Yesterday I was cleaning up the kitchen after dinner. Ian wandered in as I was putting away the leftovers.
Ian: Aw, man. I wish we had green bags.
Me: Why do you need a bag?
Ian: Green bags.
Me: You want a green bag?
Ian: Green Bags. You know, Green bags. They can keep food fresh for up to six days. Regular bags can’t do that.
Me: *speechless*
He is like a walking infomercial.
In fact, I just checked with him to make sure this picture was what he was talking about. He gave me a short speech about how the bananas on the left were fresh and the ones on the right were yucky. The he went through the same diatribe with the strawberries.
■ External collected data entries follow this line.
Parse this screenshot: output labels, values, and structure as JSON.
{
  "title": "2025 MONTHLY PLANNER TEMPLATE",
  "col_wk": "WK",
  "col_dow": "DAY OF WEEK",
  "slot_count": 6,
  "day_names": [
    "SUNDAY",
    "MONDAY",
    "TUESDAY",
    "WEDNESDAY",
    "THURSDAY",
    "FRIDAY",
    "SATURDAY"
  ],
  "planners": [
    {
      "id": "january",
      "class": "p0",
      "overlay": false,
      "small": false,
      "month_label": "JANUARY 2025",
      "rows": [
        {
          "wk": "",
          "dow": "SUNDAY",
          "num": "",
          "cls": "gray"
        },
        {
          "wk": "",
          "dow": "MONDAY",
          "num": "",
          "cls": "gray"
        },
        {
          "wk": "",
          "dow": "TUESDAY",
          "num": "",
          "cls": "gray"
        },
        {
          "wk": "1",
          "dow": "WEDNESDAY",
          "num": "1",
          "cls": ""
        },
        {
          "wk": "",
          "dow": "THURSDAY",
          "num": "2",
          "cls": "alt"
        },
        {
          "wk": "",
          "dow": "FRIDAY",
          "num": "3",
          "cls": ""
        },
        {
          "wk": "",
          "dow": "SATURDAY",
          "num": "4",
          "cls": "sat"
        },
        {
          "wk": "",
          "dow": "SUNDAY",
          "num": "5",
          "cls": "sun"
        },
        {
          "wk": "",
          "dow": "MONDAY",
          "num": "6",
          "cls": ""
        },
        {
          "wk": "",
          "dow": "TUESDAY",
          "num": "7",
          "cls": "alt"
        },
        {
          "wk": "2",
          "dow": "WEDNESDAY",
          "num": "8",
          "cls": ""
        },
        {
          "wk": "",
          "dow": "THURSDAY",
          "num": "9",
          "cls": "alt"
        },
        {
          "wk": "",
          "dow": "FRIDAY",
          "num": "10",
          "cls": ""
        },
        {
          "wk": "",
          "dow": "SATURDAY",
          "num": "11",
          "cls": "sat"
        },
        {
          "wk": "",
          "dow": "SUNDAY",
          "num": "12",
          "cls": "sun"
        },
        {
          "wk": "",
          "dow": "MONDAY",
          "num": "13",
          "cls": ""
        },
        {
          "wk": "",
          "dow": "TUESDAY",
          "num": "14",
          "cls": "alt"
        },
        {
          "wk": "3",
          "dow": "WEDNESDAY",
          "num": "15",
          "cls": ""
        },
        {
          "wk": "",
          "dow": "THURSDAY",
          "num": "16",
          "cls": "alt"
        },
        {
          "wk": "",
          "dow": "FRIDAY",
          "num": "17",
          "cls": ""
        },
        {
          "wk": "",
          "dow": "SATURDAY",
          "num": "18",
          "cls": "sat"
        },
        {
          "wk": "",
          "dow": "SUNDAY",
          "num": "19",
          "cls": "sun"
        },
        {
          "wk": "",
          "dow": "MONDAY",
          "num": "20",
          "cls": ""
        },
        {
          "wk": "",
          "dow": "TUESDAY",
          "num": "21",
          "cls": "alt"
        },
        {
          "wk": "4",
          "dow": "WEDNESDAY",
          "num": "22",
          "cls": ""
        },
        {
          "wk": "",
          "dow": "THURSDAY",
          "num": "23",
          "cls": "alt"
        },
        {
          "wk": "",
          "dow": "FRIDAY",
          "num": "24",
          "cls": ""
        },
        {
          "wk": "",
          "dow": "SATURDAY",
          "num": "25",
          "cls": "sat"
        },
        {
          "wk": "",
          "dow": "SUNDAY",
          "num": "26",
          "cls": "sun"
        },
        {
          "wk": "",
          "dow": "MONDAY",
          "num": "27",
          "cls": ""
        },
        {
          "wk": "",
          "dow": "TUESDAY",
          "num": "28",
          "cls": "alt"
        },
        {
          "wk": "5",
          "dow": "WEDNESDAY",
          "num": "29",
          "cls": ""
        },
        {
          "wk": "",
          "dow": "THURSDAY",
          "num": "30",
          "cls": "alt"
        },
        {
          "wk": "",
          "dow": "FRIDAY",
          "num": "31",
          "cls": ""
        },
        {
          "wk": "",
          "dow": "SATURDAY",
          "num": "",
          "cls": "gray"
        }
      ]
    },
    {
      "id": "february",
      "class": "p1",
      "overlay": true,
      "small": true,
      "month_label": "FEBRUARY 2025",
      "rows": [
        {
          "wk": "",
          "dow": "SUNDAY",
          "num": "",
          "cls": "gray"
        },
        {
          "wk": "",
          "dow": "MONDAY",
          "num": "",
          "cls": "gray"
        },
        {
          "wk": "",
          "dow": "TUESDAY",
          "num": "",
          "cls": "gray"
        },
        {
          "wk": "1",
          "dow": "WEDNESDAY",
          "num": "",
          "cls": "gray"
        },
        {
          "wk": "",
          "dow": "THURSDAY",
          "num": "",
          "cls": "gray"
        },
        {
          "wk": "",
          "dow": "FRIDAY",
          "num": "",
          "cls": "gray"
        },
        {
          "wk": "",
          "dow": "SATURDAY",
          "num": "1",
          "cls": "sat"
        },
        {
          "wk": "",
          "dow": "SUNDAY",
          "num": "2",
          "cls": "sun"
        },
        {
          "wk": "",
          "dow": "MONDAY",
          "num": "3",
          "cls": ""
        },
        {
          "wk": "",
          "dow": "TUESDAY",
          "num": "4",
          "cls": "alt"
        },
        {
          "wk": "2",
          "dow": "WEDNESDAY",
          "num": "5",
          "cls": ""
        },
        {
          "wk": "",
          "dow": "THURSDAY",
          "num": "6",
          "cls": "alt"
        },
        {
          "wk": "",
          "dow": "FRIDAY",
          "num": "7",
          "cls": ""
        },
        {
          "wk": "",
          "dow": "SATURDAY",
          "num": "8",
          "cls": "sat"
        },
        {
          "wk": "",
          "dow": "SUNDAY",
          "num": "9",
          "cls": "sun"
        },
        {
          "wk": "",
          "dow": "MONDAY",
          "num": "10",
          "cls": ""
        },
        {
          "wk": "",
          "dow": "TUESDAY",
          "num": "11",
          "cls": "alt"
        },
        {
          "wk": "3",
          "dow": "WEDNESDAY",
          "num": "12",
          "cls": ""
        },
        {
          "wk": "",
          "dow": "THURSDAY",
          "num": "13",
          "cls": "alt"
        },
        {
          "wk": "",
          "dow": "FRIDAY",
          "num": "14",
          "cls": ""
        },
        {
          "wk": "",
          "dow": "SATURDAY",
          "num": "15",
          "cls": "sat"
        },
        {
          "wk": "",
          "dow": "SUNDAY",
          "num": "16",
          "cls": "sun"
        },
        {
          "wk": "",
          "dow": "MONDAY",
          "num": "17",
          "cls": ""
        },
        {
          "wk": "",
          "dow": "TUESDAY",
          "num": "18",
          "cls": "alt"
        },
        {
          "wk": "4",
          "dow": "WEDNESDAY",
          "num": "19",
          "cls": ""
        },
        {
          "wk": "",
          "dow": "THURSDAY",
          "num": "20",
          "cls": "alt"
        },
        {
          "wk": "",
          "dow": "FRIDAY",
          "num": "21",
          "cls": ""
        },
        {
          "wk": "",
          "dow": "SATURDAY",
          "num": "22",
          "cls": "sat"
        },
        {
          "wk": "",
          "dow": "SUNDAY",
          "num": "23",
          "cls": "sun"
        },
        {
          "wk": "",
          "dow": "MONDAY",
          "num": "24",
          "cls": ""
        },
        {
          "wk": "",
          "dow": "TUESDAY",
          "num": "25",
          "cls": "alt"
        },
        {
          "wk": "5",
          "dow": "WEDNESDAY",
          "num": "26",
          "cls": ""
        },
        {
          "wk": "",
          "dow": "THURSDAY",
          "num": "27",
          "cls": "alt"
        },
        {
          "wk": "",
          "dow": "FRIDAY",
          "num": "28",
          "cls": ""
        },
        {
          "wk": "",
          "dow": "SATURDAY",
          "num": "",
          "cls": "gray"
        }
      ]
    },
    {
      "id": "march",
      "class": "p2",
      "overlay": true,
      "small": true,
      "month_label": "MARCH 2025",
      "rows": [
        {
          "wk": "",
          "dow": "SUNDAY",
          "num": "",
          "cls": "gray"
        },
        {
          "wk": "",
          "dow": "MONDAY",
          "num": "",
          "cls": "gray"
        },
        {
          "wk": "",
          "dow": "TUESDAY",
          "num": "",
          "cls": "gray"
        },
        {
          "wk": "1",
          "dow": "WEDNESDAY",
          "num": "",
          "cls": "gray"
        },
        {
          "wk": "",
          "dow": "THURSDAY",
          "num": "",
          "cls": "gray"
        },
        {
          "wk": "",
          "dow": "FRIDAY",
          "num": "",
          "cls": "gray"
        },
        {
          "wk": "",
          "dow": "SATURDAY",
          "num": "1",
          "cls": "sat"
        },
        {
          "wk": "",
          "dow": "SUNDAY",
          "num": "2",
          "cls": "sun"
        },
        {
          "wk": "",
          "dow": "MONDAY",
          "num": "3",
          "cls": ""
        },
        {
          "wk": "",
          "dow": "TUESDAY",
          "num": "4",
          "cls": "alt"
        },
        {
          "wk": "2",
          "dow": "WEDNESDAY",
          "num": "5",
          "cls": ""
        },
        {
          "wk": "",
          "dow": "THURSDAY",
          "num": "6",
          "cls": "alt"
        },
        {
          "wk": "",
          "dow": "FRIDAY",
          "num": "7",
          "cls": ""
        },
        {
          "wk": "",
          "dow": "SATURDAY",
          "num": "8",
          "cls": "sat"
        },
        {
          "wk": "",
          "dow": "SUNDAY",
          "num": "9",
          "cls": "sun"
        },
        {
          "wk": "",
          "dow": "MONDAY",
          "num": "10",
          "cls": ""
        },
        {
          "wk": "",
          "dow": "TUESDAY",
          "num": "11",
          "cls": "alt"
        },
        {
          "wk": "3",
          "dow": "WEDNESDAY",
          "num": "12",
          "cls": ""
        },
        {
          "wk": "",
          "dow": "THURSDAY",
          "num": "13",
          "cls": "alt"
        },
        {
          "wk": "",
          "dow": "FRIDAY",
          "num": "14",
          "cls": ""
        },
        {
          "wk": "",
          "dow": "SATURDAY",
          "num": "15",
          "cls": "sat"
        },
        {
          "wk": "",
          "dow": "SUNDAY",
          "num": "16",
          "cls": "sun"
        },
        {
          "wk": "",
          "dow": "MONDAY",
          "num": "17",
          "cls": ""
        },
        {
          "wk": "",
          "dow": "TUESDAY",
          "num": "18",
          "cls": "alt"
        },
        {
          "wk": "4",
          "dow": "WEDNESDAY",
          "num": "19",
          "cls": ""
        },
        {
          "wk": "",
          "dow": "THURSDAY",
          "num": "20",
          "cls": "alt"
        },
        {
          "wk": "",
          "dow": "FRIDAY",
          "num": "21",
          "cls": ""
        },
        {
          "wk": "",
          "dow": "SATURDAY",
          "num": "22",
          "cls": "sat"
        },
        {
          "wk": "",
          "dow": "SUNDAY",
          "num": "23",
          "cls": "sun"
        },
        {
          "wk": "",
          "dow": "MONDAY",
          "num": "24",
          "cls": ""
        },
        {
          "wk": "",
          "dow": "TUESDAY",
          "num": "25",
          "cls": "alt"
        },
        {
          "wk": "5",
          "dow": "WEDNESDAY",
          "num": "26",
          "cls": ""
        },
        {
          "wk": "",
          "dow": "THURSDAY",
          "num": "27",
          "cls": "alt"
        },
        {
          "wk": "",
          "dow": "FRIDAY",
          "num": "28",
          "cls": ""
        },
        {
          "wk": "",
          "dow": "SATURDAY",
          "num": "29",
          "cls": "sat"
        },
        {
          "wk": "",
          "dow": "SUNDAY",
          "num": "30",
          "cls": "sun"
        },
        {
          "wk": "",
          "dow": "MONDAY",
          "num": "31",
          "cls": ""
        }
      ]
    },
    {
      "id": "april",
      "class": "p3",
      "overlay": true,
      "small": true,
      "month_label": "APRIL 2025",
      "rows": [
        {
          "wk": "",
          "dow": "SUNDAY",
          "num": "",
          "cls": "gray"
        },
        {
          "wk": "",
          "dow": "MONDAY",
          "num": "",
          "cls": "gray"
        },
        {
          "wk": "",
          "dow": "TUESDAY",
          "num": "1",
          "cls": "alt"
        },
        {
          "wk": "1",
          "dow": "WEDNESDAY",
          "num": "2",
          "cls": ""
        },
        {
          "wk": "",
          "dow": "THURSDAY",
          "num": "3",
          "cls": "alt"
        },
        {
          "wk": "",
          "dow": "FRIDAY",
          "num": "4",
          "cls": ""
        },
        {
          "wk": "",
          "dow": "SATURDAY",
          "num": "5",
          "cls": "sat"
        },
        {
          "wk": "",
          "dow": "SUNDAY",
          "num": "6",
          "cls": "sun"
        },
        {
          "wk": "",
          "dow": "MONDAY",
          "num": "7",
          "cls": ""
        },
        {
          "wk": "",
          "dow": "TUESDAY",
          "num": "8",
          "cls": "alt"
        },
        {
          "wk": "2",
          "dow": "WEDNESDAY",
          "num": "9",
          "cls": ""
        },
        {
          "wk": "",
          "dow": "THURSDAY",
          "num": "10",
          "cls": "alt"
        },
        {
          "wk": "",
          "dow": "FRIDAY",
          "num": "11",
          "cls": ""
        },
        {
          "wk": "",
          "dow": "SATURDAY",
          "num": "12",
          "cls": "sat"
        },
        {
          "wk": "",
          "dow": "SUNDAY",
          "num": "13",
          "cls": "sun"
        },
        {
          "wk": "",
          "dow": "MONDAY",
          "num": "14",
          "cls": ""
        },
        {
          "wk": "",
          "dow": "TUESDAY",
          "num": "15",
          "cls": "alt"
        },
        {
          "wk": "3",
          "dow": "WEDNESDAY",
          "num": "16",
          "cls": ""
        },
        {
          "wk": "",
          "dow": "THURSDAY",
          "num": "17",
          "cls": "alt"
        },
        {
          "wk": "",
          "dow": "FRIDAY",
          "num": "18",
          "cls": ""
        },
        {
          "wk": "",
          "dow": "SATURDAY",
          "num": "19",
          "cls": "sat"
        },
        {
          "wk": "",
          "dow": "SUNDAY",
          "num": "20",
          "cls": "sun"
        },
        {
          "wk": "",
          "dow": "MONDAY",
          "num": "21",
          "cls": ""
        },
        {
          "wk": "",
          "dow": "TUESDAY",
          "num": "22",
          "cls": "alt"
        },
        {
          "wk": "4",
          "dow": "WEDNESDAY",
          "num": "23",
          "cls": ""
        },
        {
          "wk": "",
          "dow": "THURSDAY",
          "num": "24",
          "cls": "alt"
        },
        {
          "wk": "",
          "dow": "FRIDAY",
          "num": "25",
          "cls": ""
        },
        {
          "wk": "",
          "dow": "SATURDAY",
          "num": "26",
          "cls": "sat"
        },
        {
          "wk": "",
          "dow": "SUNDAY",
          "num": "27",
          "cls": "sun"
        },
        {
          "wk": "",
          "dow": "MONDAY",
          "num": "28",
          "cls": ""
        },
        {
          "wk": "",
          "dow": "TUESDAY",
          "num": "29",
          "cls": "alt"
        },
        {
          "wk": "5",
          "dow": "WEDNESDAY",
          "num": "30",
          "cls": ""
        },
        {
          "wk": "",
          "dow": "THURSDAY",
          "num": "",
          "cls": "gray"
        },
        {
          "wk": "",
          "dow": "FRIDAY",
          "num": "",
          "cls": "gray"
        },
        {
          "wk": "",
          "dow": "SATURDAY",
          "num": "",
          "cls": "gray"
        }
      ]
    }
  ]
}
I said “You said six days this says nine days” and he said (I swear I am not making this up) “Yes! UP to nine days!”
I want you people all to swear to me right now that nobody will ever introduce my son to Home Shopping Network.
(I’ve done some research on the actual Seven Signs of the Apocalypse that were alluded to in The Bible but nobody actually seems to know exactly what they are. Horsemen and pestilence? Famine? Locust?
Wait do locust count as pestilence? Whatever.)
All I am saying is if you think that strange happenings could be signs of the return of Jesus to Earth you might want to go to church because today some things happened that I can’t explain.
1) I volunteered to mow the lawn. Seriously. Gabe was going to mow the lawn and I actually asked if I could do it. Then I mowed the lawn and I didn’t hate it.
2) I heard Queensryche in the grocery store. And it wasn’t “Silent Lucidity” either. It was something off of “Operation : Mindcrime”. Remember when you could only hear Queensryche on Headbangers Ball? Nope. Queensryche at Safeway.
Either it is almost time for The Rapture or I am getting old.